You're still looking at a screen. While Pokemon GO does encourage exercise and gets kids out into the real world, the fact is that it still involves looking at a screen.

Some places are inappropriate. Aside from places like Arlington Cemetery and the Holocaust Museum, some other decidedly not-safe-for-kids locations, like strip clubs, have been reported as being identified as a PokeStop by the app. Oops.

It's still buggy. Players have reported having to restart the game constantly. Crashes, being unable to log back in, and progress that suddenly reverts to a previous level are just some of the glitches that have been reported. The fact that the game is as popular as it is despite these problems says a lot about its potential.

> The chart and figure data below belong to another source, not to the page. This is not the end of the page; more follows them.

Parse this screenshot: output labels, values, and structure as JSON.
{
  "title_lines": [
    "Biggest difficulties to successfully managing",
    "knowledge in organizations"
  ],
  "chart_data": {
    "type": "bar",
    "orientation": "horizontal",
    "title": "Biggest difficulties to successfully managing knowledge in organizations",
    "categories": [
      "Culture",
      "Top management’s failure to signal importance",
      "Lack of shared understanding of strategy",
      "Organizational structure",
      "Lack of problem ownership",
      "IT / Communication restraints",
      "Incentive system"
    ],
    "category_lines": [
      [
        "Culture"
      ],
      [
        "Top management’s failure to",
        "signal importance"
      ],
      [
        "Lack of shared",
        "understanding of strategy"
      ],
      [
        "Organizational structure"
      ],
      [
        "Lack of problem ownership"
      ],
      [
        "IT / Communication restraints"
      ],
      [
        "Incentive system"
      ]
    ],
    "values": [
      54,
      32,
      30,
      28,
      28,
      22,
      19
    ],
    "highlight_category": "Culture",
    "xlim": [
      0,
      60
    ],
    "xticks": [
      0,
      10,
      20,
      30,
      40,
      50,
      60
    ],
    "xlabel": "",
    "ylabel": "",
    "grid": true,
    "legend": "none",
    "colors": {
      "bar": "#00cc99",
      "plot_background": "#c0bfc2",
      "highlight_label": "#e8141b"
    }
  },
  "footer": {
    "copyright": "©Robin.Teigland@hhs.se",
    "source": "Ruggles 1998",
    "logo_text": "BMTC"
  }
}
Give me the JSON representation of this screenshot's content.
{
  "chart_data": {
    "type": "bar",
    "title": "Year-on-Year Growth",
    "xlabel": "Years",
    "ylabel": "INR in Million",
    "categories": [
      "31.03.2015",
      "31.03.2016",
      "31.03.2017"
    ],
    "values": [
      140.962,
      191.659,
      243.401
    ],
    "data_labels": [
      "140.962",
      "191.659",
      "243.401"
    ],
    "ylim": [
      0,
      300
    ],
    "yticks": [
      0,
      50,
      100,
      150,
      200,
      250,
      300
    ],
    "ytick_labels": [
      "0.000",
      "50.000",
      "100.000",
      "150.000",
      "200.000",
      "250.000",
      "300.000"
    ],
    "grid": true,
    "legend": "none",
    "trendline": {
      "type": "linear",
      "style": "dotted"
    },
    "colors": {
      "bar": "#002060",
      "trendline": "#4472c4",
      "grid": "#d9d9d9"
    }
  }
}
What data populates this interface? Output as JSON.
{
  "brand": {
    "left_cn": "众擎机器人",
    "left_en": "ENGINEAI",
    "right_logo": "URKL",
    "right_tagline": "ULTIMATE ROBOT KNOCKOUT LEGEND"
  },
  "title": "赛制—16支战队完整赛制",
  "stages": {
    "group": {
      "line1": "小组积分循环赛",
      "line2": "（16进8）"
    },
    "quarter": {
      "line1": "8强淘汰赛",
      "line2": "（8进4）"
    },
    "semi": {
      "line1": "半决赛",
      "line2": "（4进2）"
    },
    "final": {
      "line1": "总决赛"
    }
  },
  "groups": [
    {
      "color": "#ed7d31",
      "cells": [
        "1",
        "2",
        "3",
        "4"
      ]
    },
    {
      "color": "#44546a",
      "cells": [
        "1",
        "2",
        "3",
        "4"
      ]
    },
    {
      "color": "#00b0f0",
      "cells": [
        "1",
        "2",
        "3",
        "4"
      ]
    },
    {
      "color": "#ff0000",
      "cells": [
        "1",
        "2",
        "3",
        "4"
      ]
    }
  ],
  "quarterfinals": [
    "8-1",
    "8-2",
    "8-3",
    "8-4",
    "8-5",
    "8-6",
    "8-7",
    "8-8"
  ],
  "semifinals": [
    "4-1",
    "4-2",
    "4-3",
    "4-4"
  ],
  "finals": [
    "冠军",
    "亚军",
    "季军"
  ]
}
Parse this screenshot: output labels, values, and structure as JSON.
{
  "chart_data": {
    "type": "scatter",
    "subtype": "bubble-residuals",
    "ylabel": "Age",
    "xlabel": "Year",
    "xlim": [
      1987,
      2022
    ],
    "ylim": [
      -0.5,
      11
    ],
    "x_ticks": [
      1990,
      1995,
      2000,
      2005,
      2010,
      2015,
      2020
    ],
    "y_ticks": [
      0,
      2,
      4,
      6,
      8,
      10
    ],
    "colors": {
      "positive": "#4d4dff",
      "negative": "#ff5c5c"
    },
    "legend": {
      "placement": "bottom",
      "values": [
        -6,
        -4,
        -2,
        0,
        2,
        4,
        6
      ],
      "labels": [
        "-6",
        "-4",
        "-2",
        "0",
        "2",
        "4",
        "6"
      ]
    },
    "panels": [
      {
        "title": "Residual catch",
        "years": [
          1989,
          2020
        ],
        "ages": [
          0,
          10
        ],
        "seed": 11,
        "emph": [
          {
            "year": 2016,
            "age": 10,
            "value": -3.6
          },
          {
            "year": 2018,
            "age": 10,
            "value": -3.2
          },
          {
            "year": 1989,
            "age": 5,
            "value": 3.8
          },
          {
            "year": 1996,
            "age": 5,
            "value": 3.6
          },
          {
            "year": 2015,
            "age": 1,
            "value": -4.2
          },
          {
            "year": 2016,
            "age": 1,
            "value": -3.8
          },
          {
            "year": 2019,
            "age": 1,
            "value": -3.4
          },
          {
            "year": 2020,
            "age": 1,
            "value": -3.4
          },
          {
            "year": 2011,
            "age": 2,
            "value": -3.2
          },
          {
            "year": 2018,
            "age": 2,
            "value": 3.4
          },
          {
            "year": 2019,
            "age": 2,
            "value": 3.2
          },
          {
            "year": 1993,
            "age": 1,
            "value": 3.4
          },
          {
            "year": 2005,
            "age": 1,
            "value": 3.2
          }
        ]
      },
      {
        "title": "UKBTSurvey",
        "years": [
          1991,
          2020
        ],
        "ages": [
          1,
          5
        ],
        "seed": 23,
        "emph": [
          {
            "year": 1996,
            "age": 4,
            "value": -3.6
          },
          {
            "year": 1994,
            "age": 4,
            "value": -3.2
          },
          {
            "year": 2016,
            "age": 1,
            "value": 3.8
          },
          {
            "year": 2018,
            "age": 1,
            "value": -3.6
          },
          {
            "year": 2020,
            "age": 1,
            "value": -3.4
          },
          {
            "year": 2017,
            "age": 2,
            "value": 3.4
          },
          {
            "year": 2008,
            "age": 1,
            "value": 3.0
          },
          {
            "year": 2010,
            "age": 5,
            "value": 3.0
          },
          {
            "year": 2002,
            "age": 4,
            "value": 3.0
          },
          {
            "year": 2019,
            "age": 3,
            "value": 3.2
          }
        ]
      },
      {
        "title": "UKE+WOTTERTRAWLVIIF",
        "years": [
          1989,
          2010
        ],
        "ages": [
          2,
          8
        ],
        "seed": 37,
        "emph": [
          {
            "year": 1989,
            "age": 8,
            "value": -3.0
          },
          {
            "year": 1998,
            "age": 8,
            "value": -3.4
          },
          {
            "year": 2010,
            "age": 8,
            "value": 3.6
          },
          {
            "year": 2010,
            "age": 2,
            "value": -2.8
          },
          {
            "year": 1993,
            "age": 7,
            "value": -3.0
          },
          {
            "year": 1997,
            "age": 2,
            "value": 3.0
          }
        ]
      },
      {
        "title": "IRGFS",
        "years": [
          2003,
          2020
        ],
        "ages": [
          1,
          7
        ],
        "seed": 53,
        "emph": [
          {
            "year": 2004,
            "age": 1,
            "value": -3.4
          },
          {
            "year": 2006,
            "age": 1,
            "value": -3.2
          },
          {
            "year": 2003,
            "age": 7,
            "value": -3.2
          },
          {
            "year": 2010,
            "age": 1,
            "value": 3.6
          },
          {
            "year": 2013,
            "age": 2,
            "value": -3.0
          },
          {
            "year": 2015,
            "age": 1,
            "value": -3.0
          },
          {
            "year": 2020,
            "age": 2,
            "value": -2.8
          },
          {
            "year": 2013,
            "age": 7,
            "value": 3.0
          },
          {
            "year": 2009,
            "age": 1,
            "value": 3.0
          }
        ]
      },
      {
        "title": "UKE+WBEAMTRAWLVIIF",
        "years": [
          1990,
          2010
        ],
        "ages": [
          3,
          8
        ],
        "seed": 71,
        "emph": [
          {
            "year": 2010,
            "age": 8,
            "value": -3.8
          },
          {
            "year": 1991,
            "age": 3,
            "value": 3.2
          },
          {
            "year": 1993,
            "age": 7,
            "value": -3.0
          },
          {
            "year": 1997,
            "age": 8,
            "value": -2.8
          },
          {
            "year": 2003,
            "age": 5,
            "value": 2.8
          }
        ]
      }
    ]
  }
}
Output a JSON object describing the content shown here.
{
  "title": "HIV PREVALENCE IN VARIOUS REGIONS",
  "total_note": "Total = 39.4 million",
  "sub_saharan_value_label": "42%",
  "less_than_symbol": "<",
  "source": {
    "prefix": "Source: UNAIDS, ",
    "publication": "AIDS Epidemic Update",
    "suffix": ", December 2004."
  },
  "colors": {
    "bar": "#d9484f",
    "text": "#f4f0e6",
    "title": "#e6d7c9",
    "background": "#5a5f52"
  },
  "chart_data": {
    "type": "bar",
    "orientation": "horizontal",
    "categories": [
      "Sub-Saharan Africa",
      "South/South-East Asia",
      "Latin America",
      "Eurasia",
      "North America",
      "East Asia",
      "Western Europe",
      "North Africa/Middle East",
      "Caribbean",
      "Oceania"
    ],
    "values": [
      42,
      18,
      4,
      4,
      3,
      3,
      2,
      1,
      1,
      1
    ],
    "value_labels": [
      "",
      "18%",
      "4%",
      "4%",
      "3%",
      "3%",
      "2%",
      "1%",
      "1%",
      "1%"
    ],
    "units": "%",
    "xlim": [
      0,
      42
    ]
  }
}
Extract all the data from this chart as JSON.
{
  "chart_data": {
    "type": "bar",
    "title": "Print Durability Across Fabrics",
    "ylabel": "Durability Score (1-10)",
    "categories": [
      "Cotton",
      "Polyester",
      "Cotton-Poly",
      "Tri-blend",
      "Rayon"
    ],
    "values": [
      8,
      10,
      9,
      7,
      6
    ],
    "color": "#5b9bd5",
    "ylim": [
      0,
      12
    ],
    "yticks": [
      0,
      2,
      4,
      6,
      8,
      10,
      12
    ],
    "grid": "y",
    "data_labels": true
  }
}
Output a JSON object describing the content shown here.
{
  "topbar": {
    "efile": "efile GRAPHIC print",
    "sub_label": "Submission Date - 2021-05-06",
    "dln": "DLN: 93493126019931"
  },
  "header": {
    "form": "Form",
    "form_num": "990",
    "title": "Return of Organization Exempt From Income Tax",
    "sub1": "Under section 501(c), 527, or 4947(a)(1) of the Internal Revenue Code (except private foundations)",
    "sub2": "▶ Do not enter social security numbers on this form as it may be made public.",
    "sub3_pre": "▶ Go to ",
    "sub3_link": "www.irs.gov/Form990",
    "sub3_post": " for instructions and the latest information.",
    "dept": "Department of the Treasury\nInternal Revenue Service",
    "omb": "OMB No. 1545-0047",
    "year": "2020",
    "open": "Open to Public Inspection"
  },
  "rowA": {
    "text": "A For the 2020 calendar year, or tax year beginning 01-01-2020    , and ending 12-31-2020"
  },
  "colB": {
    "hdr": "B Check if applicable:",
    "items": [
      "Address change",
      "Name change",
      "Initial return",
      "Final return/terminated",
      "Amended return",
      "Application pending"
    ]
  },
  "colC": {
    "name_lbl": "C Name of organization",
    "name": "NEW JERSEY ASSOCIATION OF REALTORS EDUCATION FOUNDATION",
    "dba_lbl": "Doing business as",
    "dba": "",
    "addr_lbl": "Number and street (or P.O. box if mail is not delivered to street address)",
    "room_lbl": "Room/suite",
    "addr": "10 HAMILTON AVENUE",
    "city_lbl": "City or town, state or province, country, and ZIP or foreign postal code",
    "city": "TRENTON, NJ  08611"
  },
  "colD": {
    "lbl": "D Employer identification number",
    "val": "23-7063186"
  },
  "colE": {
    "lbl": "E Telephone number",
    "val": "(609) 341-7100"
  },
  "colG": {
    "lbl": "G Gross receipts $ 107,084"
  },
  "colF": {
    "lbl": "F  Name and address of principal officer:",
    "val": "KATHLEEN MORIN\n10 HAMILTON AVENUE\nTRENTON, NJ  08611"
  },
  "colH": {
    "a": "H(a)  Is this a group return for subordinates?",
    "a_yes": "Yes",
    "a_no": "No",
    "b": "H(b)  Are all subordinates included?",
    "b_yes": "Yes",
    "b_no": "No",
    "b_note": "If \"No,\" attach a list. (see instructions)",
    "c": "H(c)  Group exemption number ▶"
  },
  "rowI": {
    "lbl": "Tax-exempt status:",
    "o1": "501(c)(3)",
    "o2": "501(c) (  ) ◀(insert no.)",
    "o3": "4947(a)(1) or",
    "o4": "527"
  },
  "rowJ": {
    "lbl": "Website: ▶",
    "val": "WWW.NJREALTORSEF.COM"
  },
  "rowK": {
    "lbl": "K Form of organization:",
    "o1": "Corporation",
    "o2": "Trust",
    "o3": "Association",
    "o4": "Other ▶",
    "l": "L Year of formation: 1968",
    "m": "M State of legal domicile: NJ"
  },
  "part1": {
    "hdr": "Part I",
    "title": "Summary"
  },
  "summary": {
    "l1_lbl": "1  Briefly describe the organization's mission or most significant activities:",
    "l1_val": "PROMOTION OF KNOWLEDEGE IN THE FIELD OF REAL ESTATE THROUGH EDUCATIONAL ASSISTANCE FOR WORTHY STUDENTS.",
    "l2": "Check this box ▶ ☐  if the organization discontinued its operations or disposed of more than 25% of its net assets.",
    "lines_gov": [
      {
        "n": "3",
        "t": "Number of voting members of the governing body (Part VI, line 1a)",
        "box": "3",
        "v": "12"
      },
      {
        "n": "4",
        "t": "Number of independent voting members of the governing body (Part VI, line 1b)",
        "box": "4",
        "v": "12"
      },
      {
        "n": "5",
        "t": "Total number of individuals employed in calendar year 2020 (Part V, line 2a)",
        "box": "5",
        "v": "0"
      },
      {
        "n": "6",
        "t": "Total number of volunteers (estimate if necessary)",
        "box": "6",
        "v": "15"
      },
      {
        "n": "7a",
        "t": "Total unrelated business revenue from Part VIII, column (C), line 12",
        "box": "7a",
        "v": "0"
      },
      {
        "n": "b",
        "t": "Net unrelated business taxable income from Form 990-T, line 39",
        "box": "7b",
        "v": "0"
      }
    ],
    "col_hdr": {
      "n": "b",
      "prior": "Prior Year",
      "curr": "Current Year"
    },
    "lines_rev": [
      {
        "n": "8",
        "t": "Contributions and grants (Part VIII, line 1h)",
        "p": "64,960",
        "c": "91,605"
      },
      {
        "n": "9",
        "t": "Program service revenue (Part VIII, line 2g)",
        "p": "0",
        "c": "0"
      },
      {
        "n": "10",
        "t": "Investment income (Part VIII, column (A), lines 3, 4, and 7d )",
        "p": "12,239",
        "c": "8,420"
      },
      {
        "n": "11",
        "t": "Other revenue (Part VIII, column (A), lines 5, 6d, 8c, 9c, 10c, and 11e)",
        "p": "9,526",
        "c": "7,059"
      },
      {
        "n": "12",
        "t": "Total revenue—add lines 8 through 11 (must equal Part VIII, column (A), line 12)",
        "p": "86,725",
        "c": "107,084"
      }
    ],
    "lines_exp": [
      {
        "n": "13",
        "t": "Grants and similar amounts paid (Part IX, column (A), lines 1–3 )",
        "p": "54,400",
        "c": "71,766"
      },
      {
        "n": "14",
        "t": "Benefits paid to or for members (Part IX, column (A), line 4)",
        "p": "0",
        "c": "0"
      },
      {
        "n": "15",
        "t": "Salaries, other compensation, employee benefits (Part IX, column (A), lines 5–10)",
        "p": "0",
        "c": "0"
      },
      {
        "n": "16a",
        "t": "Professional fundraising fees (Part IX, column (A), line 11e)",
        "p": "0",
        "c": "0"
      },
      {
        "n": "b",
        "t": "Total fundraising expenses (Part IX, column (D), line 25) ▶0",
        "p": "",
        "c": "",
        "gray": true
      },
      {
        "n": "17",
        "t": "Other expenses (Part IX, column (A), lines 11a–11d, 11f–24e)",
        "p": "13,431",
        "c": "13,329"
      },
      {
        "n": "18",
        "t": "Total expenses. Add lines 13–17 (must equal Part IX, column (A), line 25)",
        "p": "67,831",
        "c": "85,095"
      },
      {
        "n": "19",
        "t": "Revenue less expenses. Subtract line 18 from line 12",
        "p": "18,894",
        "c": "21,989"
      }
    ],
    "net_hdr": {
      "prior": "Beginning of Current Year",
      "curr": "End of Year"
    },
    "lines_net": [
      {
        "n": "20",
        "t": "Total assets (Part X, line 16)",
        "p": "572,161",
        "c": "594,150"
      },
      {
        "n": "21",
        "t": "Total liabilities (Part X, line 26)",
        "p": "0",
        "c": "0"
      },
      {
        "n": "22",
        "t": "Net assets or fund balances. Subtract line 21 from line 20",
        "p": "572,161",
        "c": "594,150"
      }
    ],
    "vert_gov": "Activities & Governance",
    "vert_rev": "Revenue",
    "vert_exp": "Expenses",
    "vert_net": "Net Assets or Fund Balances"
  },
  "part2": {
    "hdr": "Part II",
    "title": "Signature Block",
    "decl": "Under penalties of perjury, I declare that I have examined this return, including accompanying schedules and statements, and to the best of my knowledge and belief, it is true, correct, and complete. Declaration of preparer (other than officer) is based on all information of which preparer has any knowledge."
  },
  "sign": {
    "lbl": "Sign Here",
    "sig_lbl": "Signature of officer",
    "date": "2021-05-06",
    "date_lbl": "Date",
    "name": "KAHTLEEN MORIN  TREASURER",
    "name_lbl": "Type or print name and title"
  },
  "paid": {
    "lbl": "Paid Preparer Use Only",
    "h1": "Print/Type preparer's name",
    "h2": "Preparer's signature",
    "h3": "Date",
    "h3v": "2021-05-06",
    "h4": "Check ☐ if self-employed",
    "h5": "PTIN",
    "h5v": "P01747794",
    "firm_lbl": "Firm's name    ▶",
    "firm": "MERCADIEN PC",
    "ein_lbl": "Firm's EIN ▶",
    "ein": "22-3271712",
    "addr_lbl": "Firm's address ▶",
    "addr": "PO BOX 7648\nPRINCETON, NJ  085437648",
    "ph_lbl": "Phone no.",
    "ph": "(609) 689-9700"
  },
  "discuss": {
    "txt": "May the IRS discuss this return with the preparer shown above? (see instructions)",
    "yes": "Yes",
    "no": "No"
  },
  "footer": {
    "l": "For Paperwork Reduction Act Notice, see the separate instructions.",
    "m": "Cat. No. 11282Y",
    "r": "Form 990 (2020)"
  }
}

Important Safety Tips for Using Pokemon GO

If you have a child who's playing Pokemon GO with you or with his friends, consider these important safety tips and ideas for how to use the app in a way that's best for your child:

  • Stick to safe places like the park. Kids should not use this app—or look at their cell phone at all—when in the street.
  • Play with your child. Make sure your child only plays with you or with his friends when another trusted parent or caregiver is supervising closely.
  • Bring a soccer ball or other toy to get kids active. Use the game to get kids outside. Then, after you've collected some Pokemon, put away the phone and break out a soccer ball, a Frisbee, or play an active game that is completely screen-free.
  • Bring snacks and water. All that walking and searching is bound to get kids hungry and thirsty. Make sure you bring some snacks and water to nourish the Pokemon hunters.
  • Be sure you know exactly where you're going, and make sure it's appropriate and safe.
  • Never, ever, use the app while driving. Some users have resorted to driving around a neighborhood at a slow speed to catch Pokemon, which is neither safe nor setting a good example for a child.